Copies exécutoires REPUBLIQUE FRANCAISE

délivrées le : AU NOM DU PEUPLE FRANCAIS

COUR D'APPEL DE PARIS

Pôle 6 - Chambre 7

ARRET DU 16 MARS 2023

(n° , 15 pages)

Numéro d'inscription au répertoire général : N° RG 20/02202 - N° Portalis 35L7-V-B7E-CBTK7

Décision déférée à la Cour : Jugement du 07 Février 2020 -Conseil de Prud'hommes - Formation de départage de MELUN - RG n° 19/00008

APPELANTE

UNION POUR LA GESTION DES ETABLISSEMENTS DES CAISSES D'ASSURANCE MALADIE D'ILE DE FRANCE (UGECAM ILE DE FRANCE)

[Adresse 2]

[Localité 4]

Représentée par Me Clarence SAUTERON, avocat au barreau de PARIS, toque : C1311

INTIMEES

Madame [I] [G]

[Adresse 1]

[Localité 3]

Représentée par Me Valérie GOUTTE, avocat au barreau de PARIS, toque : E0230

SYNDICAT CGT DES OUVRIERS ET EMPLOYES DE L'UGECAMIF

[Adresse 2]

[Localité 4]

Représentée par Me Valérie GOUTTE, avocat au barreau de PARIS, toque : E0230

COMPOSITION DE LA COUR :

En application des dispositions des articles 805 et 907 du code de procédure civile, l'affaire a été débattue le 08 Décembre 2022, en audience publique, les avocats ne s'y étant pas opposés, devant Madame Bérénice HUMBOURG, Présidente de chambre, et Monsieur Laurent ROULAUD, conseiller, chargé du rapport.

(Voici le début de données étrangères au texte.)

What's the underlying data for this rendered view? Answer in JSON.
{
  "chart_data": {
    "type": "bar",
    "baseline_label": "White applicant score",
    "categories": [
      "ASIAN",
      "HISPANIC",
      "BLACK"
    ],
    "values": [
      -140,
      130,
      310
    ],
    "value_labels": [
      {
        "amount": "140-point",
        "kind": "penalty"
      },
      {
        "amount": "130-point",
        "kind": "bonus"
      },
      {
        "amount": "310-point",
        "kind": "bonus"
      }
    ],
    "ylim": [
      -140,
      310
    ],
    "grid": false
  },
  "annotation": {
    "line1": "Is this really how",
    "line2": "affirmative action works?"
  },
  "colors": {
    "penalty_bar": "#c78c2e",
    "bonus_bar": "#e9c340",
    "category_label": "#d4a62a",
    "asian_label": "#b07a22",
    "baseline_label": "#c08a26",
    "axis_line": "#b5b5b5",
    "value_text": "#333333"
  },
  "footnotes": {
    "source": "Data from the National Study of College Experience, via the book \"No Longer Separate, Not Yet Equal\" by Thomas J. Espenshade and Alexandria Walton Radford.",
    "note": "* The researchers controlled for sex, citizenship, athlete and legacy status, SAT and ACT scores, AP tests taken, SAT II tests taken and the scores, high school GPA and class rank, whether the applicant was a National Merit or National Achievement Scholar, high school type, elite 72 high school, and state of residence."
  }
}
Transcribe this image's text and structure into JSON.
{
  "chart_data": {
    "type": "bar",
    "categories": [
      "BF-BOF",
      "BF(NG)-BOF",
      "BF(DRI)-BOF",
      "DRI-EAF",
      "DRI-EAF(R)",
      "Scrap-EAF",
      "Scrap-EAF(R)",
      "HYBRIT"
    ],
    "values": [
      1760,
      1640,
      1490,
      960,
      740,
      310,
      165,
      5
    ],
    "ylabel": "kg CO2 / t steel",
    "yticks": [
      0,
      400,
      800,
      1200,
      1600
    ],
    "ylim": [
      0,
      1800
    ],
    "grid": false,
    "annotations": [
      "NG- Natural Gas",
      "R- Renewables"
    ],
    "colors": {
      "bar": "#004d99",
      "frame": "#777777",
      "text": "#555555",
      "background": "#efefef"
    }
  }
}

Ce magistrat a rendu compte des plaidoiries dans le délibéré de la Cour, entendu en son rapport, composée de :

Madame Bérénice HUMBOURG, présidente de chambre,

Madame Guillemette MEUNIER, présidente de chambre,

Monsieur Laurent ROULAUD, conseiller,

Greffier, lors des débats : Madame Marie-Charlotte BEHR,

ARRET :

- CONTRADICTOIRE,

- par mise à disposition de l'arrêt au greffe de la Cour, les parties en ayant été préalablement avisées dans les conditions prévues au deuxième alinéa de l'article 450 du code de procédure civile.

- signé par Madame Bérénice HUMBOURG, Présidente de chambre et par Madame Marie-Charlotte BEHR, Greffière à laquelle la minute a été remise par le magistrat signataire.

FAITS, PROCEDURE, PRETENTIONS ET MOYENS DES PARTIES :

Madame [I] [G] (auparavant Mme [Y]) a été engagée par l'Union pour la gestion des établissements des caisse d'assurance maladie d'Île de France (ci-après désignée l'UGECAMIF) en qualité d'infirmière par contrat de travail à durée indéterminée du 1er mars 2005.

Mme [G] était affectée au centre de réadaptation de [5].

L'UGECAMIF employait à titre habituel au moins onze salariés.

Les relations contractuelles étaient soumises à la convention collective du personnel des organismes de sécurité sociale.

Mme [G] a occupé jusqu'en décembre 2015 des mandats de représentation du personnel en qualité de déléguée du personnel et de membre du CHSCT et, depuis juin 2016, elle occupe des mandats de représentation du personnel en qualité de déléguée du personnel et de déléguée syndical.

Estimant notamment avoir fait l'objet de discrimination syndicale, Mme [G] a saisi le 2 janvier 2019 le conseil de prud'hommes de Melun aux fins d'obtenir de l'UGECAMIF diverses sommes de nature salariale et indemnitaire.

Le syndicat CGTdes employés ouvriers et cadres de l'UGECAMIF (ci-après désignée le syndicat) est intervenue volontairement dans cette instance prud'homale.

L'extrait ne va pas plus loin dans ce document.